6. In ordine alla censura sub Il), occorre solo ribadire che, in tema di concorso di circostanze, il giudizio di comparazione risulta sufficientemente motivato quando il giudice, nell'esercizio del potere discrezionale previsto dall'art. 69 c.p. scelga la soluzione dell'equivalenza, anziché della prevalenza delle attenuanti, ritenendola quella più idonea a realizzare l'adeguatezza della pena irrogata in concreto (cfr. Sez. 2, n. 31531 del 16/05/2017 Ud. -dep. 26/06/2017- Rv. 270481).
6.1. Giova, infine, rammentare che la valutazione dei vari elementi rilevanti ai fini della dosimetria della pena rientra nei poteri discrezionali del giudice il cui esercizio (se effettuato nel rispetto dei parametri valutativi di cui all'art. 133 c.p., come nel caso di specie) è censurabile in cassazione solo quando sia frutto di mero arbitrio o di ragionamento illogico. Ciò che qui deve senz'altro escludersi (cfr. Sez. 2, n. 31531 del 16/05/2017 Ud. -dep. 26/06/2017- Rv. 270481; Sez. 2, n. 45312 del 03/11/2015; Sez. 4 n. 44815 del 23/10/2015). Nella specie, infatti, il Collegio territoriale ha incensurabilmente ritenuto che «la gravità della condotta colposa commessa e l'assenza di incensuratezza non consentono di effettuare il richiesto giudizio di prevalenza».

7. Quanto alla doglianza sub III), mette conto, ancora, riaffermare quanto appena esposto al punto che precede. A ciò deve aggiungersi che non è neppure necessaria una specifica e dettagliata motivazione del giudice nel caso in cui venga irrogata una pena al di sotto della media edittale (cfr.
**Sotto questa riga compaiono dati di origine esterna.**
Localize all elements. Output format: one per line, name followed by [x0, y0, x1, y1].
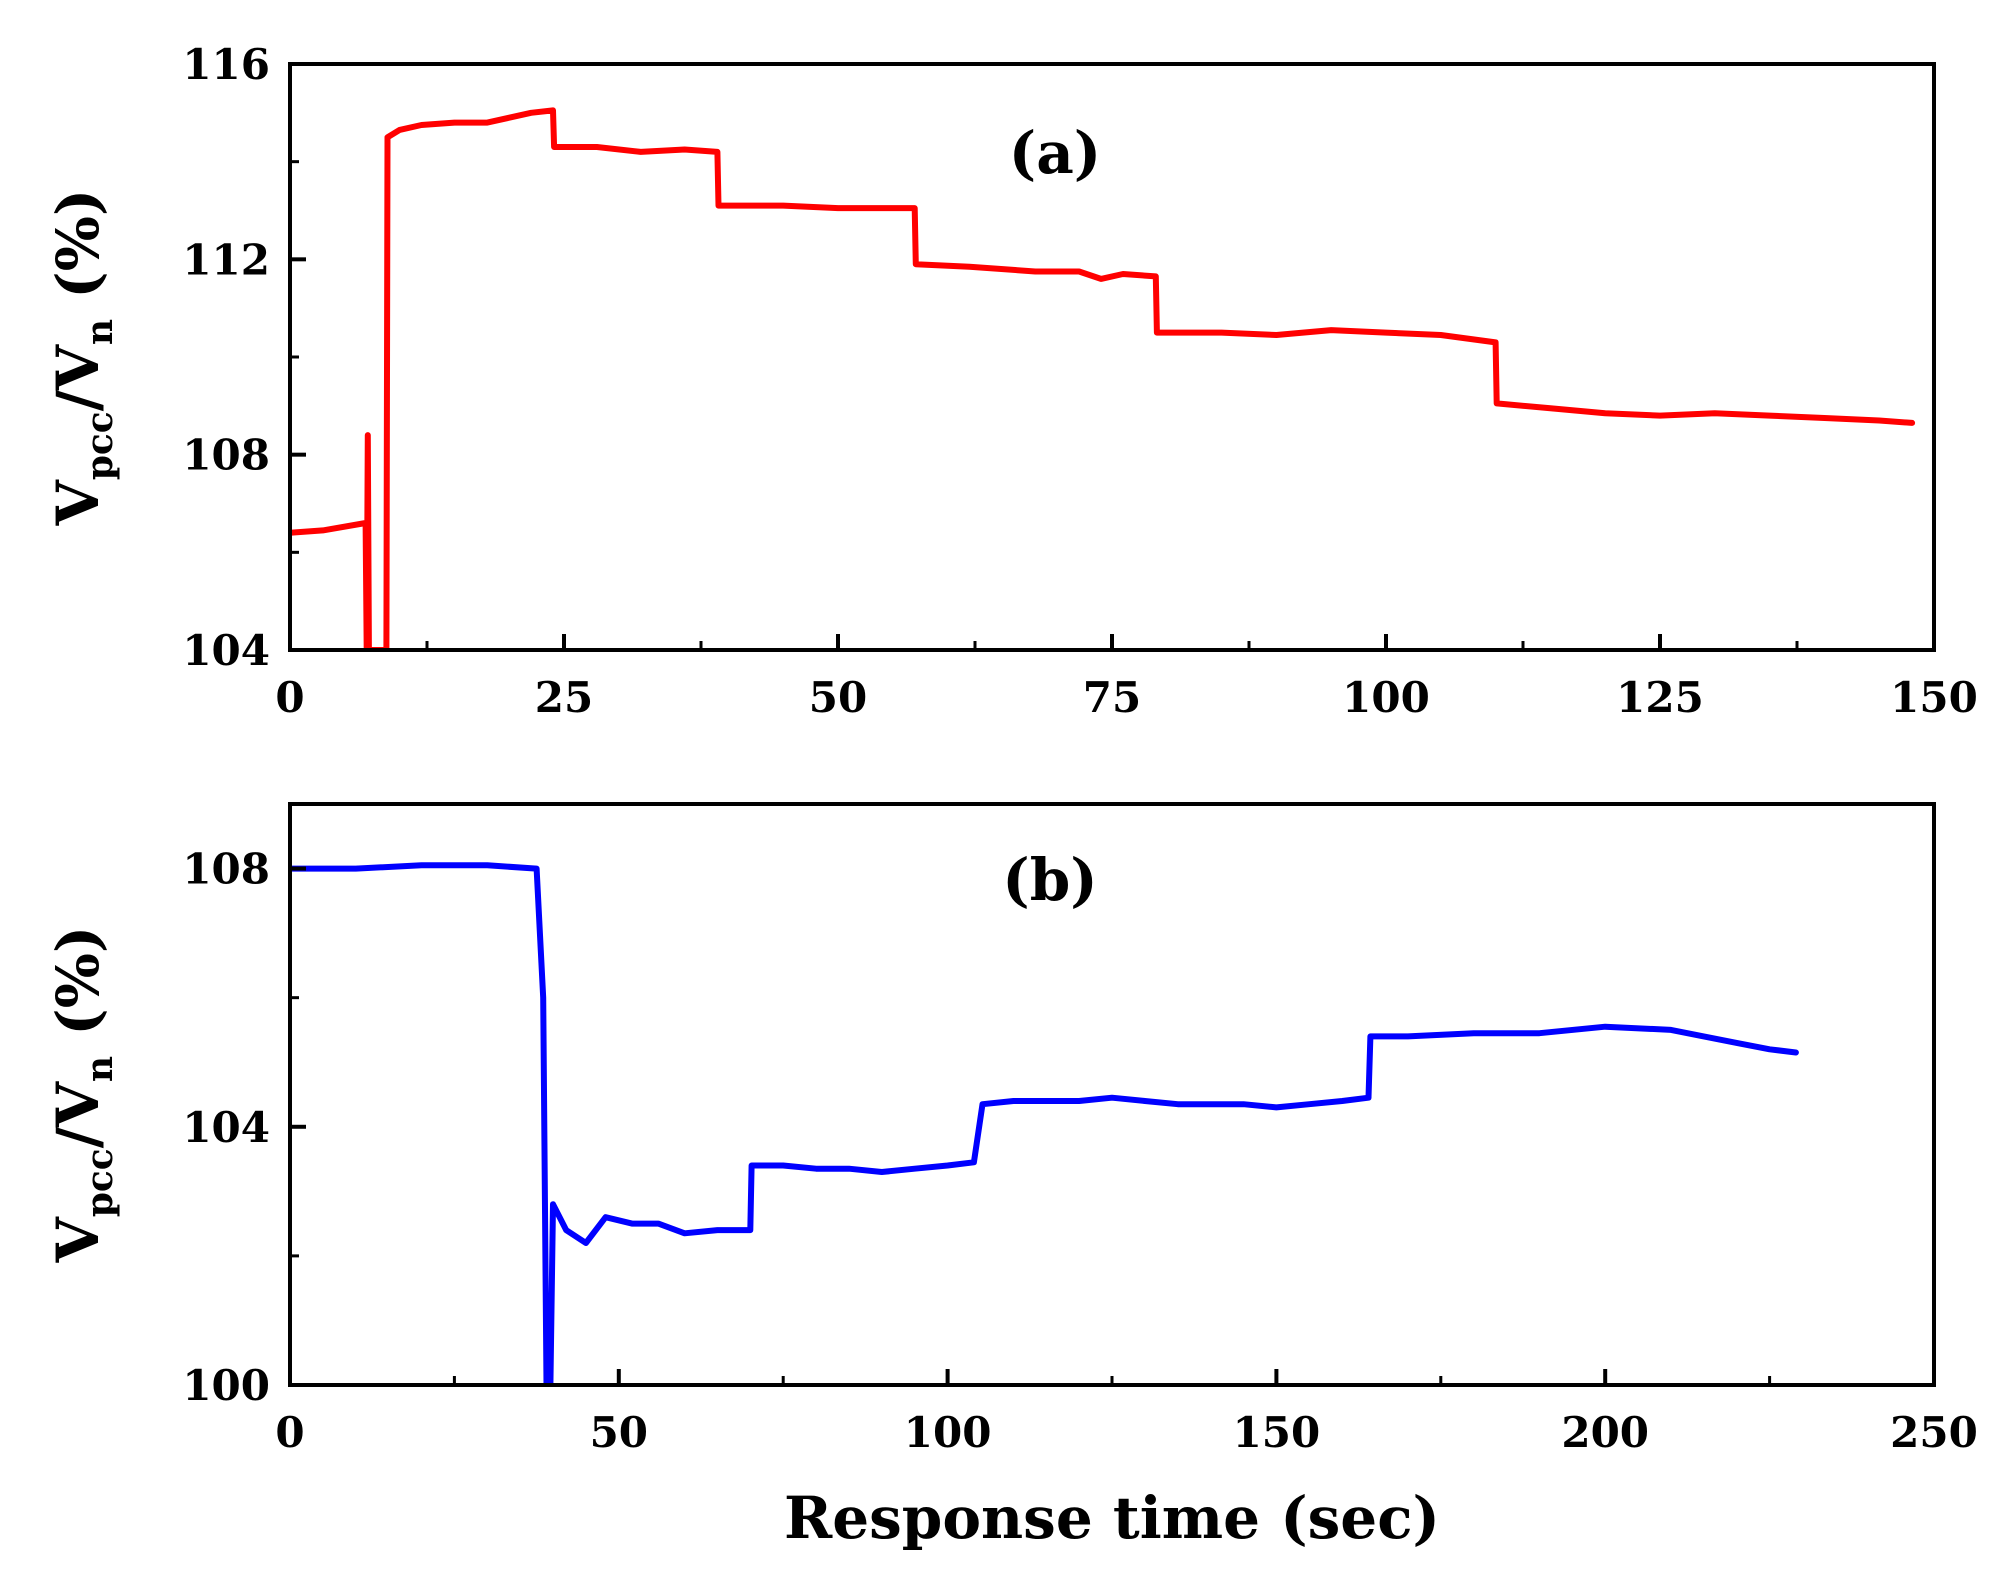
- panel-a-plot: [290, 107, 1916, 650]
- panel-b-x-tick-label: 100: [904, 1408, 992, 1457]
- panel-b: 0 50 100 150 200 250 100 104 108 (b) Vpcc/Vn (%)…: [44, 802, 1978, 1552]
- panel-b-x-tick-label: 250: [1890, 1408, 1978, 1457]
- panel-a-x-tick-label: 100: [1342, 673, 1430, 722]
- panel-a-x-tick-label: 125: [1616, 673, 1704, 722]
- panel-a-y-tick-label: 104: [182, 626, 270, 675]
- panel-a-series-line: [290, 107, 1916, 650]
- panel-a-x-tick-label: 75: [1083, 673, 1141, 722]
- panel-b-y-tick-label: 104: [182, 1103, 270, 1152]
- panel-b-y-axis-title: Vpcc/Vn (%): [44, 926, 121, 1264]
- panel-b-y-tick-label: 100: [182, 1361, 270, 1410]
- panel-b-series-line: [290, 862, 1799, 1385]
- panel-a-label: (a): [1009, 119, 1101, 187]
- panel-b-x-tick-label: 0: [275, 1408, 304, 1457]
- panel-a-x-tick-label: 50: [809, 673, 867, 722]
- panel-a-y-tick-label: 112: [182, 235, 270, 284]
- x-axis-title: Response time (sec): [784, 1484, 1440, 1552]
- panel-a-y-axis-title: Vpcc/Vn (%): [44, 189, 121, 527]
- panel-a-x-tick-label: 0: [275, 673, 304, 722]
- panel-b-y-tick-label: 108: [182, 845, 270, 894]
- panel-b-label: (b): [1002, 846, 1097, 914]
- panel-a-x-tick-label: 150: [1890, 673, 1978, 722]
- panel-a-y-tick-label: 108: [182, 431, 270, 480]
- panel-a: 0 25 50 75 100 125 150 104 108 112 116 (a) Vpcc/Vn…: [44, 40, 1978, 722]
- panel-b-plot: [290, 862, 1799, 1385]
- panel-a-ticks: 0 25 50 75 100 125 150 104 108 112 116: [182, 40, 1978, 722]
- panel-a-x-tick-label: 25: [535, 673, 593, 722]
- panel-a-y-tick-label: 116: [182, 40, 270, 89]
- panel-b-x-tick-label: 150: [1233, 1408, 1321, 1457]
- panel-b-x-tick-label: 200: [1561, 1408, 1649, 1457]
- panel-b-ticks: 0 50 100 150 200 250 100 104 108: [182, 845, 1978, 1457]
- panel-b-x-tick-label: 50: [590, 1408, 648, 1457]
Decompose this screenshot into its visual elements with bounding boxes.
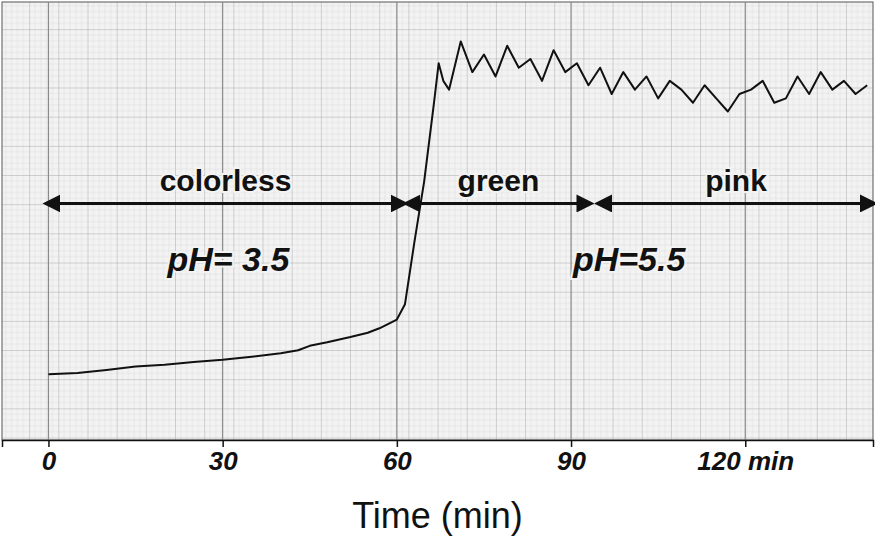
phases: colorless green pink — [51, 164, 869, 203]
grid-line — [396, 2, 397, 440]
x-tick-label: 0 — [42, 446, 57, 476]
x-tick: 120 min — [697, 440, 794, 476]
x-tick: 30 — [209, 440, 238, 476]
data-layer — [48, 41, 867, 374]
annotation: pH= 3.5 — [167, 240, 291, 278]
annotation: pH=5.5 — [572, 240, 687, 278]
phase-arrow — [603, 202, 869, 205]
phase-arrow — [411, 202, 585, 205]
grid — [48, 2, 745, 440]
x-tick-label: 30 — [209, 446, 238, 476]
x-tick-label: 120 min — [697, 446, 794, 476]
x-axis: 0 30 60 90 120 min — [3, 440, 874, 476]
phase-arrow — [51, 202, 399, 205]
grid-line — [745, 2, 746, 440]
grid-line — [222, 2, 223, 440]
phase-label: pink — [705, 164, 767, 197]
x-tick-label: 60 — [383, 446, 412, 476]
x-tick: 90 — [557, 440, 586, 476]
phase-label: colorless — [160, 164, 292, 197]
x-axis-title: Time (min) — [352, 495, 523, 536]
phase-label: green — [458, 164, 540, 197]
plot-frame — [2, 2, 873, 440]
chart: 0 30 60 90 120 min Time (min) colorless green pi… — [0, 0, 875, 543]
trace — [48, 41, 867, 374]
x-tick: 0 — [42, 440, 57, 476]
x-tick: 60 — [383, 440, 412, 476]
x-tick-label: 90 — [557, 446, 586, 476]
Sez. 3, n. 29968 del 22/02/2019 Ud. -dep. 09/07/2019- Rv. 276288). Preme evidenziare che, nel caso che occupa, i giudici del merito hanno fissato la pena in prossimità del minimo edittale, motivando sul punto in maniera logica e congrua, «essendo peraltro la modesta pena inflitta adeguata e congrua al fatto commesso ed alla personalità dell'imputato».

8. Ai sensi dell'art. 616 cod. proc. pen., con il provvedimento che dichiara inammissibile il ricorso, il ricorrente deve essere condannato al pagamento delle spese del procedimento, nonché -non ravvisandosi motivi di esclusione (cfr . Corte costituzionale sentenza n. 186 del 2000)- al pagamento a favore della Cassa delle ammende di una somma che si stima equo determinare in€ 3.000,00.

 

P.Q.M.

 

Dichiara inammissibile il ricorso e condanna il ricorrente al pagamento delle spese processuali e della somma di Euro tremila in favore della cassa delle ammende.